Even Python assumes Unicode, unless one passes “bytes” strings for filenames.

I was recently astounded when small Python script I whipped up to hash and compare binary file content died with a Unicode related exception — from the filename itself!

(Walking a directory using “bytes” paths fixed it)


> In Unix they're just bytes and the bytes may not be UTF-8.

Depends on the Unix. I believe MacOS enforces unicode or at least does some form of unicode normalization.


This sounds like a perfect recipe for the disaster. You have essentially made a separate character encoding that looks like but in fact is unlike UTF-8, so they have to be very strictly separated from each other. In most cases, of course, they will be inevitably mixed to each other.


This looks like a hack that will inevitably bite you in the back sometime in the future, for example if one of the involved programs starts to validate UTF-8 in the future, or your system locale changes, or something similar.
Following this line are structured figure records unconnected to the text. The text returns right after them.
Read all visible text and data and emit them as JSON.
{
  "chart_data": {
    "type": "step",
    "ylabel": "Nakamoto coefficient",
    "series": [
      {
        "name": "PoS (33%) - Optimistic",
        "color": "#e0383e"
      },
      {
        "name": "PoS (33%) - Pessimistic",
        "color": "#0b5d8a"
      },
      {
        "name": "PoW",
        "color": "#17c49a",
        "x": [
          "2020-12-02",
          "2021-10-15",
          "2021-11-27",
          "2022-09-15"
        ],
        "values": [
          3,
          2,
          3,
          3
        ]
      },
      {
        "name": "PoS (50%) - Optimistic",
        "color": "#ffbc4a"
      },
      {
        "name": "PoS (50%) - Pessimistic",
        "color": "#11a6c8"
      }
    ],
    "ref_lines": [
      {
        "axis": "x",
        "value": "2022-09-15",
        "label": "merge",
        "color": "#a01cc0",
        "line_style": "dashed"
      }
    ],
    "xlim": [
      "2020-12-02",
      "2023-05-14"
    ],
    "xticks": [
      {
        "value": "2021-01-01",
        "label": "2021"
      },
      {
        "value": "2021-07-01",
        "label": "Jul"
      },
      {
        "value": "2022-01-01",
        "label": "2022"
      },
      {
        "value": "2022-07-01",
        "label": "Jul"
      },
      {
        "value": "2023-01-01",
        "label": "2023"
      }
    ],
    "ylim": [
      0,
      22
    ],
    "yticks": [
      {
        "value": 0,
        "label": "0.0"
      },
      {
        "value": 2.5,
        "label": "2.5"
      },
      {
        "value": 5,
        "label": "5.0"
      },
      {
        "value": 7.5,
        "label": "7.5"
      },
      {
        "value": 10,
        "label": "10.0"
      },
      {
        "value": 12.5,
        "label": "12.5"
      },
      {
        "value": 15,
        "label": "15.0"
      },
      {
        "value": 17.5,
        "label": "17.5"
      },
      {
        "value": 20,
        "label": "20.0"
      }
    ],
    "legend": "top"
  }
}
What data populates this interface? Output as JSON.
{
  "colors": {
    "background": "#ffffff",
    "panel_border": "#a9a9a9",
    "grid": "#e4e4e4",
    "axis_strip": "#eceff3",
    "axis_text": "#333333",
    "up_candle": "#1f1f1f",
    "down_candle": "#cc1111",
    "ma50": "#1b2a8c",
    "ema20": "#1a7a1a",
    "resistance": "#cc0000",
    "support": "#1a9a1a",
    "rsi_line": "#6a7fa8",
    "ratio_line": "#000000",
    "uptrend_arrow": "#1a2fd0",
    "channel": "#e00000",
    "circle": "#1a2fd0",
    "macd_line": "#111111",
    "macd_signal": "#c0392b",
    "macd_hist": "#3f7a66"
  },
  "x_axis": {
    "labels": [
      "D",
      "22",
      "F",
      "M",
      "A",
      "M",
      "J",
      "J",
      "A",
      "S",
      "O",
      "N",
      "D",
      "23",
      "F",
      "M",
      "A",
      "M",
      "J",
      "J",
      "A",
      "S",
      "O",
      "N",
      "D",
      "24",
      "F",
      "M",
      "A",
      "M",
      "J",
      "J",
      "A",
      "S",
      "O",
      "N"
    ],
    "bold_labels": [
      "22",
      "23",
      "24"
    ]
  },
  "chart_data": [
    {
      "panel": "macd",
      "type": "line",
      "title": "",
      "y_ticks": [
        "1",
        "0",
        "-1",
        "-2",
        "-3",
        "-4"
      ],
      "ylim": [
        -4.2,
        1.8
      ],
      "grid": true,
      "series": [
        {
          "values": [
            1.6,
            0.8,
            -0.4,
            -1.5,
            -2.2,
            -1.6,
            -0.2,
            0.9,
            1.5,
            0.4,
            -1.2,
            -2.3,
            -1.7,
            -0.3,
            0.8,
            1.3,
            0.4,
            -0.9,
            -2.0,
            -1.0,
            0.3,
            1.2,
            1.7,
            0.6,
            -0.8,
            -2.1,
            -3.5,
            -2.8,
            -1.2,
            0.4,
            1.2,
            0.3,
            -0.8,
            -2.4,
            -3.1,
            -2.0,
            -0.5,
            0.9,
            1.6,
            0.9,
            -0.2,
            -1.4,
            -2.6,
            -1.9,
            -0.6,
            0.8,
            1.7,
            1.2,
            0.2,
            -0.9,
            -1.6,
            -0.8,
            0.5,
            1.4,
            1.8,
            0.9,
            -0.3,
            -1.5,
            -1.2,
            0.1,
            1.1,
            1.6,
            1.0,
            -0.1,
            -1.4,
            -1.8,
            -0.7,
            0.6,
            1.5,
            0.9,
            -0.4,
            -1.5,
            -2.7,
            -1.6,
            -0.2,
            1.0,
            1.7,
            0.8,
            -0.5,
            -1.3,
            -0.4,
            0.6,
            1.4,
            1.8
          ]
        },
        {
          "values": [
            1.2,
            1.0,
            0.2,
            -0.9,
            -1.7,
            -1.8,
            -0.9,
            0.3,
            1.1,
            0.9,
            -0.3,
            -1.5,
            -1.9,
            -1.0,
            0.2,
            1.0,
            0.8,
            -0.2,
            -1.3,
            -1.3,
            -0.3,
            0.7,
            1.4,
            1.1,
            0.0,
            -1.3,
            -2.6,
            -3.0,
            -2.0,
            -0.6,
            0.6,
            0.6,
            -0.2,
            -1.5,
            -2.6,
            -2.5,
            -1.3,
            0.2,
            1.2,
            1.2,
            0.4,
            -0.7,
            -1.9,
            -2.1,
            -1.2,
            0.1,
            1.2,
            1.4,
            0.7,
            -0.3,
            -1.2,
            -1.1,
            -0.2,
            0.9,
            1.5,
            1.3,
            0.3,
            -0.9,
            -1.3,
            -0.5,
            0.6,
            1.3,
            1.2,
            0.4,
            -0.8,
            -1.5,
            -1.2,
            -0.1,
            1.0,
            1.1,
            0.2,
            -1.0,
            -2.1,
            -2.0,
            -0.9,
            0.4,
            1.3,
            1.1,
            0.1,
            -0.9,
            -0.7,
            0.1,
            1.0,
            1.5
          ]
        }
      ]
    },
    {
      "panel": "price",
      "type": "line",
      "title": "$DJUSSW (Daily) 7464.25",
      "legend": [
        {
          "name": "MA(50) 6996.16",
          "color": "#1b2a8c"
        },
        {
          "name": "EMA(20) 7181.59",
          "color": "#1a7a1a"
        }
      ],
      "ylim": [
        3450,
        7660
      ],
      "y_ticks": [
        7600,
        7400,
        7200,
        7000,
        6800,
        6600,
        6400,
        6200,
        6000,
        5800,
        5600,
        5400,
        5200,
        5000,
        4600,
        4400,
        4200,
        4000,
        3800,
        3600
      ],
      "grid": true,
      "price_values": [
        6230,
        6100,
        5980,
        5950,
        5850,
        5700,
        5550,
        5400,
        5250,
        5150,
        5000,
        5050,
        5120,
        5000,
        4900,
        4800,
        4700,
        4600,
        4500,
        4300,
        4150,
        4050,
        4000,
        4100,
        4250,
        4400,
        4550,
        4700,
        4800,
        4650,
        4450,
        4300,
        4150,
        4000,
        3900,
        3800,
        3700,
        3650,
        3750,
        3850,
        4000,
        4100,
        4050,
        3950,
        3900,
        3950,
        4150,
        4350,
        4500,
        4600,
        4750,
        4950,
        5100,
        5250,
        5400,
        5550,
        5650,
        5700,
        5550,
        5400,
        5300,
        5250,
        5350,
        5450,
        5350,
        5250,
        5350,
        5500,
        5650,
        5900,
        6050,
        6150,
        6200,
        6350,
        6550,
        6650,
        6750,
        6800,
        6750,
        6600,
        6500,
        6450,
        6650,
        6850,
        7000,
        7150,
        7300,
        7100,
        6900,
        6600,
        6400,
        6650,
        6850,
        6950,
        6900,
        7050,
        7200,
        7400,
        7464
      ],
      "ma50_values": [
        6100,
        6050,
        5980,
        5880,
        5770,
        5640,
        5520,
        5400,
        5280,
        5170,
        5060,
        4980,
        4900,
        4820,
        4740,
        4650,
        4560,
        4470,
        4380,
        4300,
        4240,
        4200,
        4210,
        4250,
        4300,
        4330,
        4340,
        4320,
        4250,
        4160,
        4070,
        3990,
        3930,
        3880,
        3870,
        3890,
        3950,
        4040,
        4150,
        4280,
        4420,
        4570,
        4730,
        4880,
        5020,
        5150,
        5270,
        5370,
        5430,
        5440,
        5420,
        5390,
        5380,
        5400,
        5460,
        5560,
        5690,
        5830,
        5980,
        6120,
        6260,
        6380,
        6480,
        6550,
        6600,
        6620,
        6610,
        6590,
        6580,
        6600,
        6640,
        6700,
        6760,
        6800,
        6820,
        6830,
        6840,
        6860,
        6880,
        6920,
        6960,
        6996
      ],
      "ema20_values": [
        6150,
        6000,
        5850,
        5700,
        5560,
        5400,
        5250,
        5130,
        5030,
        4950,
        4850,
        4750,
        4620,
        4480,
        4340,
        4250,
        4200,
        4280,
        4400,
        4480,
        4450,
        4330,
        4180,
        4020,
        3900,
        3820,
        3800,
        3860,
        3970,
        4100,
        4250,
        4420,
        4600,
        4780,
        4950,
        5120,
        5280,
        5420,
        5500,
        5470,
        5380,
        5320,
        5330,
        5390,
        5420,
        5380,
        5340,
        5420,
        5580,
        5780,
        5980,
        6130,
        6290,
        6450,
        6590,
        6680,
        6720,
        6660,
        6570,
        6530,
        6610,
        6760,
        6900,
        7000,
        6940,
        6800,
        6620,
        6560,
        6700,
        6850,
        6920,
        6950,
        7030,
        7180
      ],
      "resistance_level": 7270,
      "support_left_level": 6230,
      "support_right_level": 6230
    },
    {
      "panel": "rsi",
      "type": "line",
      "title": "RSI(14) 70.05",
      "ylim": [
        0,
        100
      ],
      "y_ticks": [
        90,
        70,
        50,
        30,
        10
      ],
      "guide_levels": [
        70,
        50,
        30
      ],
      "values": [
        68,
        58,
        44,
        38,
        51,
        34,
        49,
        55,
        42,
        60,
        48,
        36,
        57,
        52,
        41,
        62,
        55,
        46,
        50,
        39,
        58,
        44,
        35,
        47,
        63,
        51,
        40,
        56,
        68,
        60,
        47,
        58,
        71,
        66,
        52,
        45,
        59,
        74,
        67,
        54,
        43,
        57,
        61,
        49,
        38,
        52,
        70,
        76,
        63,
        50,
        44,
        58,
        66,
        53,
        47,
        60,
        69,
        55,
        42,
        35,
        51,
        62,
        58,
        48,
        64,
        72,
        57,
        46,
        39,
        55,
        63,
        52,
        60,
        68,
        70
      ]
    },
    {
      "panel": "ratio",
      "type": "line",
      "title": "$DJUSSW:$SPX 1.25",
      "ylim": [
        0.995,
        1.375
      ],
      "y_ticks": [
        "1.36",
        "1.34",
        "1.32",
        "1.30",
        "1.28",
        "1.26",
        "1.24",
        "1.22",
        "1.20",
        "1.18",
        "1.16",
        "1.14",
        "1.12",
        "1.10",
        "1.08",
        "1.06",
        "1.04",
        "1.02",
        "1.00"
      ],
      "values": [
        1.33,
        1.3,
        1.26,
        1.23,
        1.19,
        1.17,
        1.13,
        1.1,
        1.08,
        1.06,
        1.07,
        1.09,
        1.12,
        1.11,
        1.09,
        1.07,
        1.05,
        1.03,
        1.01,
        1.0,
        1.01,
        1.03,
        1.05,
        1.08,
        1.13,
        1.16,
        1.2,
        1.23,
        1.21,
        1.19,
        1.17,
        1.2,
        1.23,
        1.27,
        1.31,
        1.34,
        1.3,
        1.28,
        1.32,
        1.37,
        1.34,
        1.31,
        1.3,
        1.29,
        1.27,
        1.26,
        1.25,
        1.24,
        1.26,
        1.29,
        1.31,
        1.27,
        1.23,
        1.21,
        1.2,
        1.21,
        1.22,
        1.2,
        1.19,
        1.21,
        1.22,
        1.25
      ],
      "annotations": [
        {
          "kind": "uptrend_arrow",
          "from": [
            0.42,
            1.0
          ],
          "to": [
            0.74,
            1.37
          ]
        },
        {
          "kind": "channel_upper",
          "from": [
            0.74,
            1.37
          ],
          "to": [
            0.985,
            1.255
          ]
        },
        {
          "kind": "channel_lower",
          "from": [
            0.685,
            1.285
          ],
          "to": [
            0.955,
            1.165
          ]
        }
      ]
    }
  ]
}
Or a future update starts to use those reserved high bits. Some of the current encoding space restrictions are just that Unicode didn't reserve enough high bit surrogates for UTF-16 to extend indefinitely. (UTF-8 can in theory. UTF-32 has options, including some of these still reserved in UTF-8 but currently unused high byte codepoints, UTF-16 is accidentally stuck, for now.) Sure, it is unlikely that we'll see another Unicode plane extension in our lifetimes, but many of the people that bet on UCS-2 when that looked like it covered everything and are consequentially now stuck with the somewhat broken UTF-16 thought the same thing.


Seems like you might as well use Private Use Area characters[0] and keep things valid UTF-8.

(Yes, you will have problems with paths that contain PUA characters. But people have pointed out that paths aren't necessarily valid UTF-8, so you can't inline-encode your way out of this anyway. PUA characters are likely vanishingly less common than spaces, so you still mostly solve the problem.)

[0] https://en.wikipedia.org/wiki/Private_Use_Areas


If you are going to manipulate spaces into other things in Unicode there are already so many fun tools like non-breaking spaces and half-width spaces and medium mathematical space. You could even go for weird, rare ASCII-compatible like "form feed".

https://en.wikipedia.org/wiki/Whitespace_character

Seems more fun to use something that exists, is rare, and is already weirdly space-like. (Though yes, you have to find a way to escape it if someone is crazy enough to do something like name a file with a "form feed" in the middle.)


If you insist going that way there's a perfectly cromulent "File Separator" ASCII command character. While it's still possible file names contain it on Linux, it's easier to detect and sanitize or better, reject any such input.